Not one to do things by halves, on top of setting myself the challenge to have finished the Top 100 BBC Reads by the end of the year, I’ve also joined two books clubs; one at work which is to meet once a month, one with a group of friends, which – thankfully – is to meet quarterly. While I plan to suggest a number of the books I have yet to read from the BBC’s Top 100, it’s inevitable that partaking in both book clubs will increase the number of books I read in 2015 quite drastically.
My colleague Jack – whom I spend many a lunch break boring to tears talking about books – suggested Dracula for the first book club meet. And while it wasn’t a novel I would have chosen, I was happy to give it a go.
As with many books I’ve started since beginning my reading journey three years ago, I did so with trepidation. As neither a fan of sci-fi or anything beyond the mildest form of fantasy, I wasn’t expecting to enjoy a book whose plot centred on the existence of vampires.
Published in 1897, Dracula is the most famous of Irish author Bram Stoker’s twelve completed books, and takes the form of an epistolary novel, written as a collection of diary entries, letters, telegrams and newspaper articles, written by several narrators who also serve as the novel’s main characters. Such a style adds a great degree of realism to the plot and offers its reader a number of different view points of the events that take place therein.
The tale opens with newly qualified solicitor, Jonathan Harker, as he visits Count Dracula in Transylvania to provide him with legal assistance as he prepares to buy a house in England. And while Harker is initially enticed in by Dracula’s charm, it quickly becomes apparent that he is, in fact, a prisoner at the vampire’s castle and narrowly escapes with his life.
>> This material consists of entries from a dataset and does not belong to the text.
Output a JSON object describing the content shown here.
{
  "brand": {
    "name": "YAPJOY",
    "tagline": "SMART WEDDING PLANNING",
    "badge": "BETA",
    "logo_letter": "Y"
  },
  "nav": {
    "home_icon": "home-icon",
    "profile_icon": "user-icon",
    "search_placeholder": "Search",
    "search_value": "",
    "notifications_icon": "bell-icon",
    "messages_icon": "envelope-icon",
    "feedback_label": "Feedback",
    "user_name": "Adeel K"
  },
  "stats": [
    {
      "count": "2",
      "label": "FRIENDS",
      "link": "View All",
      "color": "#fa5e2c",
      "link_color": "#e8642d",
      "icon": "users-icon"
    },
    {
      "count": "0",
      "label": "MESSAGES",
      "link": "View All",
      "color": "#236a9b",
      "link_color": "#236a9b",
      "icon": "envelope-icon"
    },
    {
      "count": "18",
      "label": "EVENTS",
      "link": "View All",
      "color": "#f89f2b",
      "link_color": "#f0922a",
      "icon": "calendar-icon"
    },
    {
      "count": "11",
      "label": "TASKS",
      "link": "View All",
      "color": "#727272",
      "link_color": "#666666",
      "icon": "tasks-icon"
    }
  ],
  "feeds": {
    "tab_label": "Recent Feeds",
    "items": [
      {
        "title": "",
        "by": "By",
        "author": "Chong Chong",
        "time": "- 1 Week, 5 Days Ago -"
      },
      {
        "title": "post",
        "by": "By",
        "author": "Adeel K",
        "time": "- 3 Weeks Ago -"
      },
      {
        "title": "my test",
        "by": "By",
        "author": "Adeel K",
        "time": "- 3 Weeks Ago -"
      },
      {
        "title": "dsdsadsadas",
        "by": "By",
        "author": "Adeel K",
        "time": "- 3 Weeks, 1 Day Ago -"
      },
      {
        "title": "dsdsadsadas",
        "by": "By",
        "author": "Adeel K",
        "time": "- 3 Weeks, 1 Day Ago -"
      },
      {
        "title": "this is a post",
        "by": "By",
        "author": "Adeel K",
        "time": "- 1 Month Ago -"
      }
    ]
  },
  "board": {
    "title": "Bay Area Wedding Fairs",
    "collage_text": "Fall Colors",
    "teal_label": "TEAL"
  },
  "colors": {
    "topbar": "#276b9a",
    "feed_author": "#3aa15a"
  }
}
Meanwhile, sinister events begin to unfold in England; a ship crashes on the shore of Whitby, and Lucy – a friend of Harker’s fiancé Mina – dies of mysterious blood loss. And while as readers we are fully aware that the ensuing events are happening under the spell of Dracula, the characters’ ignorance of his power adds an element of suspense to the plot as it slowly unfolds.
Hugely atmospheric and brilliantly written, Dracula fuses restrained, quiet horror with creepy eroticism and a Victorian backdrop. With Bram Stoker’s natural flair for suspenseful writing and the epistolary style that lends itself so well to the text, it is easy to see why Dracula is often heralded as one of the best gothic novels ever written.
About Dracula
Dracula is an 1897 Gothic horror novel by Irish author Bram Stoker. It introduced Count Dracula, and established many conventions of subsequent vampire fantasy.[1] The novel tells the story of Dracula’s attempt to move from Transylvania to England so that he may find new blood and spread the undead curse, and of the battle between Dracula and a small group of men and a woman led by Professor Abraham Van Helsing.
About Bram Stoker
Abraham “Bram” Stoker was an Irish author, best known today for his 1897 Gothic novel Dracula. During his lifetime, he was better known as the personal assistant of actor Sir Henry Irving and business manager of the Lyceum Theatre in London, which Irving owned.